The target is a 50% decrease in LDL-C or LDL-C below 130 mg/dL. Statins can be started as early as 8 to 10 years old; there have been no reports of statin side effects in children. According to studies, children who start taking statins have a statistically significant lower chance of getting coronary artery disease than their FH-affected parents. The purpose of starting statins in childhood is to lessen the lifelong burden of LDL-C exposure.


Children or Adults with Homozygous familial hypercholesterolemia (HoFH)

Children or Adults with HoFH

Early treatment and surveillance with CT coronary angiography and other imaging is suggested; these individuals frequently require additional treatment techniques, since pharmaceutical treatment and lifestyle modifications may not be enough. Statins are often prescribed as soon as a diagnosis is obtained (though may not be effective as explained above). Lomitapide is now an FDA-approved therapy for adults with HoFH and should be investigated for these individuals, especially if LDL-C levels are uncontrollable with existing medications.
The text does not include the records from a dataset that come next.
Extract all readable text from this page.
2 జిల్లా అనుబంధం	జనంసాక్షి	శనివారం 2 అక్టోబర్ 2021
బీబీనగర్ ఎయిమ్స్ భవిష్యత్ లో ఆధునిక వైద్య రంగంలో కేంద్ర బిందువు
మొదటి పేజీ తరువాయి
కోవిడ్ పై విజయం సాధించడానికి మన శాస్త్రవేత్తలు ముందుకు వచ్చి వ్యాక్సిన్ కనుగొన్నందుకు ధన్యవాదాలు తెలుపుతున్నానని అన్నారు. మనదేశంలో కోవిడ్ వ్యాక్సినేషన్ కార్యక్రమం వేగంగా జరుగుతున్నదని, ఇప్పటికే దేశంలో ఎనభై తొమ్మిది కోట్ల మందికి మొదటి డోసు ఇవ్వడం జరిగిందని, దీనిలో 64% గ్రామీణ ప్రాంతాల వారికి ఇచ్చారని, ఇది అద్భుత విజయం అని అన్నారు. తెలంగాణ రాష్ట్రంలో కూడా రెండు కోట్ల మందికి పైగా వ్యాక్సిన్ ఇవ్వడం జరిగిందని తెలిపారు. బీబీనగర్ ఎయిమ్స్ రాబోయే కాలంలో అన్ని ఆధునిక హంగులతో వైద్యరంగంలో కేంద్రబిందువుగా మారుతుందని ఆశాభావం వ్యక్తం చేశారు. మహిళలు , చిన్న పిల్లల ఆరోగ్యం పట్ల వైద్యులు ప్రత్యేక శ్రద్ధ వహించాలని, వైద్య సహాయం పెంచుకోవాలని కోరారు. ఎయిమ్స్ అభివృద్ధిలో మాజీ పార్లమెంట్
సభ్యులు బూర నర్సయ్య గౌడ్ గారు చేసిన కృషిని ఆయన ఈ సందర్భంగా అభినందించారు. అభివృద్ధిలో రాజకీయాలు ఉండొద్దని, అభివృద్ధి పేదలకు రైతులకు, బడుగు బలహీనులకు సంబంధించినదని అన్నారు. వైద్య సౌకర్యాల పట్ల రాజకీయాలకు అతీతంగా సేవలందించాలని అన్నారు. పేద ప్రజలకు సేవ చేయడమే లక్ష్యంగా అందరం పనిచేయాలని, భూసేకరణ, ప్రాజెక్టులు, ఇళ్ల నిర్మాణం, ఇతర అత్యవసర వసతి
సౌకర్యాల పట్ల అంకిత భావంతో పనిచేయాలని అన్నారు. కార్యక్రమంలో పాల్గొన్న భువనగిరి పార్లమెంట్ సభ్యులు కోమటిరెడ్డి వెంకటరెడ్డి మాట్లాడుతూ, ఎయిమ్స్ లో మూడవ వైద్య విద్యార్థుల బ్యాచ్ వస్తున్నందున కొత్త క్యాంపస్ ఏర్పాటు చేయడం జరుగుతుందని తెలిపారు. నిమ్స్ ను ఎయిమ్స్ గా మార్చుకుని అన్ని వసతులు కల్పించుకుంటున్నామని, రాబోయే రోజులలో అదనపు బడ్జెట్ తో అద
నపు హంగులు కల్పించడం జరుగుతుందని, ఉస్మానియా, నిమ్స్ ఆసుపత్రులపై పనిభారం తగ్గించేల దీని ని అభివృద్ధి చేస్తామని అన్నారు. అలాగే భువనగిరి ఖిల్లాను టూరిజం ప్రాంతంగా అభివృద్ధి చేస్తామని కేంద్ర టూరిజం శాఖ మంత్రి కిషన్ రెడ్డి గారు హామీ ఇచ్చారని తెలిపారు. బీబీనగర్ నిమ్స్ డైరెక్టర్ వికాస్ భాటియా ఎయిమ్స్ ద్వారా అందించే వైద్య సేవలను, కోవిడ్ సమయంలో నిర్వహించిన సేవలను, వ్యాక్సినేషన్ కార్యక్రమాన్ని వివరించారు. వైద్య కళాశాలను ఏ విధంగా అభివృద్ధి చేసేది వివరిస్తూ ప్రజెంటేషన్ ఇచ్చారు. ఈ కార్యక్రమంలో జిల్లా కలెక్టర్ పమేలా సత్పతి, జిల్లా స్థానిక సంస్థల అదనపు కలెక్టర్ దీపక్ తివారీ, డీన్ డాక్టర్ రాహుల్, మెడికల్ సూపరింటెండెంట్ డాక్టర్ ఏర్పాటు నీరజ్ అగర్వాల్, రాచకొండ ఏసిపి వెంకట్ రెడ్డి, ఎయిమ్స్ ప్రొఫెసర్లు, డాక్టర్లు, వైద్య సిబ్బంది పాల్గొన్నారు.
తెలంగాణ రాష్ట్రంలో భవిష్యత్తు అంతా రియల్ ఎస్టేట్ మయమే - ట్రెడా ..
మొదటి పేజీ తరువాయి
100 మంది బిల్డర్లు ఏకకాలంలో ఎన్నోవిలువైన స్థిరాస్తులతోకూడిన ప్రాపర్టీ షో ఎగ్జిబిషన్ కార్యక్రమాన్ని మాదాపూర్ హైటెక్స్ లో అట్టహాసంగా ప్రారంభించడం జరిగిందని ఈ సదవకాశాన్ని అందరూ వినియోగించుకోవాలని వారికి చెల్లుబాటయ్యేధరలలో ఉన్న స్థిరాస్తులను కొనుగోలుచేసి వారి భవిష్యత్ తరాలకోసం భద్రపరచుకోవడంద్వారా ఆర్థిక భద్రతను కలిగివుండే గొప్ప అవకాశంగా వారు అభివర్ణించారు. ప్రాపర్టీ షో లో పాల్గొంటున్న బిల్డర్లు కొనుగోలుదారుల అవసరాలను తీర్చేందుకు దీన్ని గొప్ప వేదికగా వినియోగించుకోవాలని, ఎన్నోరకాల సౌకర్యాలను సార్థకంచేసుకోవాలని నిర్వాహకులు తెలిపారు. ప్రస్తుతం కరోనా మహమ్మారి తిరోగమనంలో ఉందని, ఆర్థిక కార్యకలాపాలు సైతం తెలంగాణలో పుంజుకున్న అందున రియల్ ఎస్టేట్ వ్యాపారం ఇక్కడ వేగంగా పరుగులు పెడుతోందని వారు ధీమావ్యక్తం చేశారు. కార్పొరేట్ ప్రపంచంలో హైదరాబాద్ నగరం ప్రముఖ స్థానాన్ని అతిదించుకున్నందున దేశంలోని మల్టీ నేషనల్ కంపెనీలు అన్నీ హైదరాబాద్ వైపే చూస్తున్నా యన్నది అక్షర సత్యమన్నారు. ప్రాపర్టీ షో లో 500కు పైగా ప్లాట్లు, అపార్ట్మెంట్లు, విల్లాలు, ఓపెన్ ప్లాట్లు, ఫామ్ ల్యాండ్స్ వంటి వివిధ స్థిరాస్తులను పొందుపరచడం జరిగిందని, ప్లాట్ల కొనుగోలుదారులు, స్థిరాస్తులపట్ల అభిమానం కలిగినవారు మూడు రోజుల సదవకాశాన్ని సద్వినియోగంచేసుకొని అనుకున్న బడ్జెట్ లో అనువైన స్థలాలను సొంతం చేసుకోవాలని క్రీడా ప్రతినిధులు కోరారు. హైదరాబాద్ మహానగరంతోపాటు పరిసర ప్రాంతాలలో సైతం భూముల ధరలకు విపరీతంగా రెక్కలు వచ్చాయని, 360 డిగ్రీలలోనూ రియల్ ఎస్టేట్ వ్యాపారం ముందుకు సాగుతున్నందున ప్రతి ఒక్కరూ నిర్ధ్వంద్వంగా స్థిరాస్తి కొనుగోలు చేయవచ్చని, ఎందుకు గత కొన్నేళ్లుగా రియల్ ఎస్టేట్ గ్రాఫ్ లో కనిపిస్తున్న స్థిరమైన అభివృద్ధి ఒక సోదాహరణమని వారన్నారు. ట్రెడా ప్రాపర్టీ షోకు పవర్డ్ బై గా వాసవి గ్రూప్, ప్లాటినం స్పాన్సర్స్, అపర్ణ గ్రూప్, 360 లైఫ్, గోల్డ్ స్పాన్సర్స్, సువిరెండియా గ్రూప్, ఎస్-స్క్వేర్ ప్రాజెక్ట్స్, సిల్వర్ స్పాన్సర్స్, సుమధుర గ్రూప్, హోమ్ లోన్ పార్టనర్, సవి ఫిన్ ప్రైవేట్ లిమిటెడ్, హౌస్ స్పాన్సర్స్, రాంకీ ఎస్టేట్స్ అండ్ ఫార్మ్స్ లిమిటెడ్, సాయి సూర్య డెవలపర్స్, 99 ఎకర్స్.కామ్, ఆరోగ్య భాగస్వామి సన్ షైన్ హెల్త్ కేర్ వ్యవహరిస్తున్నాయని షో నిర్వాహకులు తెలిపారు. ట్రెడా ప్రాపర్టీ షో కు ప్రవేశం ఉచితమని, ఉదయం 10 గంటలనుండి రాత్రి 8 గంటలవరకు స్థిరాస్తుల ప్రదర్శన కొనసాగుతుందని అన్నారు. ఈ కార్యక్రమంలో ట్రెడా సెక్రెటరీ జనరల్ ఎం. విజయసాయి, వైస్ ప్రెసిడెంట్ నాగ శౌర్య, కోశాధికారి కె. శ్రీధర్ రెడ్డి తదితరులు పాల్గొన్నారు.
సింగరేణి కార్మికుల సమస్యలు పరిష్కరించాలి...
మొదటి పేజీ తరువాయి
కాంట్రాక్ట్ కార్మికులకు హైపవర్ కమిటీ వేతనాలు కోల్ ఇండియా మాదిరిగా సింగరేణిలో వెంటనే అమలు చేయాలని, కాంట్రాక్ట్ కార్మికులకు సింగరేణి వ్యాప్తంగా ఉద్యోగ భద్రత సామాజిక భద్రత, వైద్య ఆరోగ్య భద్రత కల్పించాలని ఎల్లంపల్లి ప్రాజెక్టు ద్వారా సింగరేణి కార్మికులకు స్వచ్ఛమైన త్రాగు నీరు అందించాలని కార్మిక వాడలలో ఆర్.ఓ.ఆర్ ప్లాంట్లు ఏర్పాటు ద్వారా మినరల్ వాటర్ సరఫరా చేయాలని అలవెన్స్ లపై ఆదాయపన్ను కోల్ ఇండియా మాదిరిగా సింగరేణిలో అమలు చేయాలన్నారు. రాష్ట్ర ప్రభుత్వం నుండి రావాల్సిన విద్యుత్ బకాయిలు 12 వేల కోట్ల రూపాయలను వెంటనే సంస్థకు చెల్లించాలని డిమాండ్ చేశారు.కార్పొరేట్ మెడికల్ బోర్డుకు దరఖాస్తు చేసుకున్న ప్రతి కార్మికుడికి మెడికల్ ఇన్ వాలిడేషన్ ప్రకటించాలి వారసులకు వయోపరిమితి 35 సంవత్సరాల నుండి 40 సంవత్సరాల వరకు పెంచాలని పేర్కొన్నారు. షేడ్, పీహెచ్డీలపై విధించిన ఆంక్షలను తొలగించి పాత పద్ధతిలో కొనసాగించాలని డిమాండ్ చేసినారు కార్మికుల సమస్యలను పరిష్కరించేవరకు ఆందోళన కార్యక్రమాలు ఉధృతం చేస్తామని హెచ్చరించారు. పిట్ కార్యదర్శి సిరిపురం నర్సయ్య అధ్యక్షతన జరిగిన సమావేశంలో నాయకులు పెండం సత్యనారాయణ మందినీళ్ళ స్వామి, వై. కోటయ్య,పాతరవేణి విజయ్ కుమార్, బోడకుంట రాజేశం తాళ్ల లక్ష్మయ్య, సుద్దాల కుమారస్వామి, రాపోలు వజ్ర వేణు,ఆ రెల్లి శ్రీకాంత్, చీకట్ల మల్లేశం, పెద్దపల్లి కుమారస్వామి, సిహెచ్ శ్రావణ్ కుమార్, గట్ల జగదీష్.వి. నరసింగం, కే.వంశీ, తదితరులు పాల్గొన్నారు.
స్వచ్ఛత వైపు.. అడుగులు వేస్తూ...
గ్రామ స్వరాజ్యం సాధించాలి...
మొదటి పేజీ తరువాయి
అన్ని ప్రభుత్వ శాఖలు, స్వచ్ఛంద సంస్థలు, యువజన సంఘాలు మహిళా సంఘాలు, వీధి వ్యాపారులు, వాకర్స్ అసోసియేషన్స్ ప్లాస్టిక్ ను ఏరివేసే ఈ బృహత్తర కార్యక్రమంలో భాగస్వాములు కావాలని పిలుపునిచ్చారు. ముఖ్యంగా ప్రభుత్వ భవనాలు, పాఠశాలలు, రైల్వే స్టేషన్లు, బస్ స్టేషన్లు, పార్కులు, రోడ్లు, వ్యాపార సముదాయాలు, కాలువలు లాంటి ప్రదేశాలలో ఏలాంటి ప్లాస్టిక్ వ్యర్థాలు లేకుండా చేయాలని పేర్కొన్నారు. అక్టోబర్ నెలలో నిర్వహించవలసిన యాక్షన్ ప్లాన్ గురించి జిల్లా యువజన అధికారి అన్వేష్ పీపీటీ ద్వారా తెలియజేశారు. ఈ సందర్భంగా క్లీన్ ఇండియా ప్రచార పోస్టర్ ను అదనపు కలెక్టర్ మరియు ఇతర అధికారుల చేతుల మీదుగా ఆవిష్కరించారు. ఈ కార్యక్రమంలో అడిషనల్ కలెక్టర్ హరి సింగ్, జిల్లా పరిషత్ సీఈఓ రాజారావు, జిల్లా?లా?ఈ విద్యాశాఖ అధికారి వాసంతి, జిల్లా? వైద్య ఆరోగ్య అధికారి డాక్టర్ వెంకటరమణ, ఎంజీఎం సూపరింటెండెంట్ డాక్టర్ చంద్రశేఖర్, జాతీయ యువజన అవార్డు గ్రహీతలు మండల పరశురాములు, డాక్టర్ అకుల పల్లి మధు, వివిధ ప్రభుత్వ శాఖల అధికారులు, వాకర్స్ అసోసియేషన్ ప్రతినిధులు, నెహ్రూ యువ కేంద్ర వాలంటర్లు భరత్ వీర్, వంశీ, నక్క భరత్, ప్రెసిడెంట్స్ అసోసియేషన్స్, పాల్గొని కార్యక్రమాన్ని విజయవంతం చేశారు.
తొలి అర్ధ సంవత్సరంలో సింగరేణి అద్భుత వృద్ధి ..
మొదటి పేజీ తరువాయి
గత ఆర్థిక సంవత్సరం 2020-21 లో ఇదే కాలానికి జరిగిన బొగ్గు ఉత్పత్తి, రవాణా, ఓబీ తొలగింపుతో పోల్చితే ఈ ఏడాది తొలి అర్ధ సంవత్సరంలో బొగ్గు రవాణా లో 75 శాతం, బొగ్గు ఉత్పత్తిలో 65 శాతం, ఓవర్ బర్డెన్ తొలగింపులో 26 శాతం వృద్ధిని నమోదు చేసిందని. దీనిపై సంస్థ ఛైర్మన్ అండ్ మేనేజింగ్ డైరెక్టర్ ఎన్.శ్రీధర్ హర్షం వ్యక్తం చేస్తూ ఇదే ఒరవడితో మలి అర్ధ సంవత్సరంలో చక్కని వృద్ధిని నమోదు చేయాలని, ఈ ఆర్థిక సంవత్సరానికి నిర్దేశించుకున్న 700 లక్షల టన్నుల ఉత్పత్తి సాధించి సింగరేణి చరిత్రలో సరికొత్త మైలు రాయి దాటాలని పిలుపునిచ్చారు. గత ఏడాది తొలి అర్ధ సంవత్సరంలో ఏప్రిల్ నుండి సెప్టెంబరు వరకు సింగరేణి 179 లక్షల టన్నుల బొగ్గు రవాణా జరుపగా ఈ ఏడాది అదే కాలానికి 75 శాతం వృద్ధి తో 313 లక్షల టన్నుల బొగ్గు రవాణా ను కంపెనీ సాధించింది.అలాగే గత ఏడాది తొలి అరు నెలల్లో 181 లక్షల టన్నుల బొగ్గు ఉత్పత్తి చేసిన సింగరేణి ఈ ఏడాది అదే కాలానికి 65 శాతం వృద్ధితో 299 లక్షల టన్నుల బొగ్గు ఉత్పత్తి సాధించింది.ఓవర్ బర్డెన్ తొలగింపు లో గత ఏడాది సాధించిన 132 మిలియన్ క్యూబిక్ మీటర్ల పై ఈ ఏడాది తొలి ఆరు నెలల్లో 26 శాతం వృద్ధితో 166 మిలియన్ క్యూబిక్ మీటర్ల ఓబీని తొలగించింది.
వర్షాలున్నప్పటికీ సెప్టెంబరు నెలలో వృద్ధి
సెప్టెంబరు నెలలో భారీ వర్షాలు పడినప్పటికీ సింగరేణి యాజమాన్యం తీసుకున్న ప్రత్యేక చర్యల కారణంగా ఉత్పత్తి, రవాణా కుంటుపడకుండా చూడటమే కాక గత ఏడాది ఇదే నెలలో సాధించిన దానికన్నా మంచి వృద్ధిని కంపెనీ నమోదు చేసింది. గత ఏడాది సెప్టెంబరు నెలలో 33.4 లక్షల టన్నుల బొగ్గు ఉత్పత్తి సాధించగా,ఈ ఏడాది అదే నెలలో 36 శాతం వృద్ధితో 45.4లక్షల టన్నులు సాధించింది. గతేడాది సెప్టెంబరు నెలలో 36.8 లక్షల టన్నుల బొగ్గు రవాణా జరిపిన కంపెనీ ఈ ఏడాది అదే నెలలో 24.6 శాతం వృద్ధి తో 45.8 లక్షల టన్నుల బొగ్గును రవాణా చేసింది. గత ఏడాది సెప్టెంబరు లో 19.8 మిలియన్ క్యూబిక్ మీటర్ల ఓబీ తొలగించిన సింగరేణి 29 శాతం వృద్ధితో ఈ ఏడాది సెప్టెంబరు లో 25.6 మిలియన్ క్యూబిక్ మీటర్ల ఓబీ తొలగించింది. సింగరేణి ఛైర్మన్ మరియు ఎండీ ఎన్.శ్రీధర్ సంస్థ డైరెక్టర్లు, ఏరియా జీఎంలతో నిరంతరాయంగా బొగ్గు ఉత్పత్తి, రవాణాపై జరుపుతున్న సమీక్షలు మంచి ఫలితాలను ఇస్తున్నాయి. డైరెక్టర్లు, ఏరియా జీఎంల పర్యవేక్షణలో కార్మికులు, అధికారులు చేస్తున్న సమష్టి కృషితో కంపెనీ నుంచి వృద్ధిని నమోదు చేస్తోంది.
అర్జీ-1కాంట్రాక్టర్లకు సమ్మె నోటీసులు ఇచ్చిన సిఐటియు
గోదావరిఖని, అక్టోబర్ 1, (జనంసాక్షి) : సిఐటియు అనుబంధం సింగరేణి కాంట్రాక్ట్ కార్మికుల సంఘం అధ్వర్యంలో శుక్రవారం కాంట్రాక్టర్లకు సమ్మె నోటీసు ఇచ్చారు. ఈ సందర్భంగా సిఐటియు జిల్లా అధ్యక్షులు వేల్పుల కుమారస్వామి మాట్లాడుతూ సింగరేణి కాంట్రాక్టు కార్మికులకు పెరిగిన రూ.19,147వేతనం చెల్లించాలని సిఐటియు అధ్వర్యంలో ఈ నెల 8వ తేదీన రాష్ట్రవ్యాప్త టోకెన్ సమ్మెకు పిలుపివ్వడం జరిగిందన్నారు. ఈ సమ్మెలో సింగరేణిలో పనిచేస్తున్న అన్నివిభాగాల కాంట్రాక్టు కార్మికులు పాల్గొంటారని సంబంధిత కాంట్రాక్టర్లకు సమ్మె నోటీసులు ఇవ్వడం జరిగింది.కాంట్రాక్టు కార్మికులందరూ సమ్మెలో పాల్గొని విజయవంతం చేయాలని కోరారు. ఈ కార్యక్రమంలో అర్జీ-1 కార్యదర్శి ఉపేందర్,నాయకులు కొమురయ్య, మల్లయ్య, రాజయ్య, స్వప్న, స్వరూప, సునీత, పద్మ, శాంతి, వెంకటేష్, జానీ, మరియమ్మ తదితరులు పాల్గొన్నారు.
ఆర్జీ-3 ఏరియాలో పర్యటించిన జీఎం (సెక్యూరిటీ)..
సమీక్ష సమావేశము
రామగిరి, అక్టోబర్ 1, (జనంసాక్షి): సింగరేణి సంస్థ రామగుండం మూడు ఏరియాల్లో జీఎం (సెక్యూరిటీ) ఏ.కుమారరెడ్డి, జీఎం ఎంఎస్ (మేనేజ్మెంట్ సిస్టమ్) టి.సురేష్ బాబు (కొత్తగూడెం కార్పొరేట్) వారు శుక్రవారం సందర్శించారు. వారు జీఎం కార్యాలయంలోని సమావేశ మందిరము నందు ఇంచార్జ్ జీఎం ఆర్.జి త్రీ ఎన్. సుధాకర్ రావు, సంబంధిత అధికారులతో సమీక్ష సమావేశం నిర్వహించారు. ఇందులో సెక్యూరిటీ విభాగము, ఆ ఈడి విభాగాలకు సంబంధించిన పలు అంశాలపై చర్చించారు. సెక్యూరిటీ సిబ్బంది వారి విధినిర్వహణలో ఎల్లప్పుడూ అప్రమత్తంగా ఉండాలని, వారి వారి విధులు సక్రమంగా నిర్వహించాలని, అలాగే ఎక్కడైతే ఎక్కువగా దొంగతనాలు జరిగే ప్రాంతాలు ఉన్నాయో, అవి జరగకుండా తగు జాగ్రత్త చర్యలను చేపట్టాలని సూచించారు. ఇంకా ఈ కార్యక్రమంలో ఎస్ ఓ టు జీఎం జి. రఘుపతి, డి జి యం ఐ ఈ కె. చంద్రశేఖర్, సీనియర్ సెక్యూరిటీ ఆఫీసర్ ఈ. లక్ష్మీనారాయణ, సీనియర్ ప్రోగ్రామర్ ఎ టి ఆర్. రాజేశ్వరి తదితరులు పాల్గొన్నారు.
  • A PCSK9 inhibitor, evolocumab, was also approved by the FDA for HoFH.
  • Most recently, in 2021, the FDA approved Evkeeza (evinacumab-dgnb) injection as an add-on treatment for patients aged 12 and older with HoFH. 
  • Additional options include LDL apheresis or liver transplantation.


LDL apheresis

Blood is extracted from a vein through a catheter and processed to eliminate LDL-C particles in a manner similar to renal dialysis. Normal blood products are returned using a different catheter. LDL-C levels will reduce by around 50% but will increase between apheresis procedures, thus they are required weekly or every other week. The technique is successful and well tolerated, although it is time-consuming and only offered in 50-60 locations in the United States.


Liver transplantation

Liver transplants are extremely rare and may become much more so if new treatments become available. Because the donor liver has normal LDL receptors, the LDL-C soon returns to normal following the procedure, but the hazards of any organ transplant are high, including complications from major surgery and the consequences of lifetime immune system suppression. Donor organs are frequently unavailable. Patients with family pathogenic APOB or PCSK9 gene mutations have normal LDL receptors and cannot undergo liver transplantation.

Individuals with HoFH may benefit from imaging modalities such as echocardiograms, CT angiograms, and cardiac catheterization.



Familial hypercholesterolemia disease

FH is a serious disease that develops in early childhood and has long-term implications. Although the necessity for an early detection approach for this disease is well acknowledged, there is no agreement on who and when to test. Early lipid-lowering treatment and lifestyle changes may enhance clinical outcomes. While such therapy attempts have significantly improved the prognosis of Heterozygous Familial Hypercholesterolemia (HeFH), the results of familial homozygous hypercholesterolemia (FH) remain unsatisfactory.

Although the majority of cases may be treated with a combination of statins and cholesterol absorption inhibitors, some will require more invasive treatments such as LDL apheresis. Over the last two decades, there has been an emergence of innovative medicines to decrease LDL cholesterol levels and postpone early atherosclerosis, particularly when combined with lifestyle changes. Despite these victories, the vast majority of children do not meet their lipid targets due to gaps in diagnosis, monitoring, and therapy.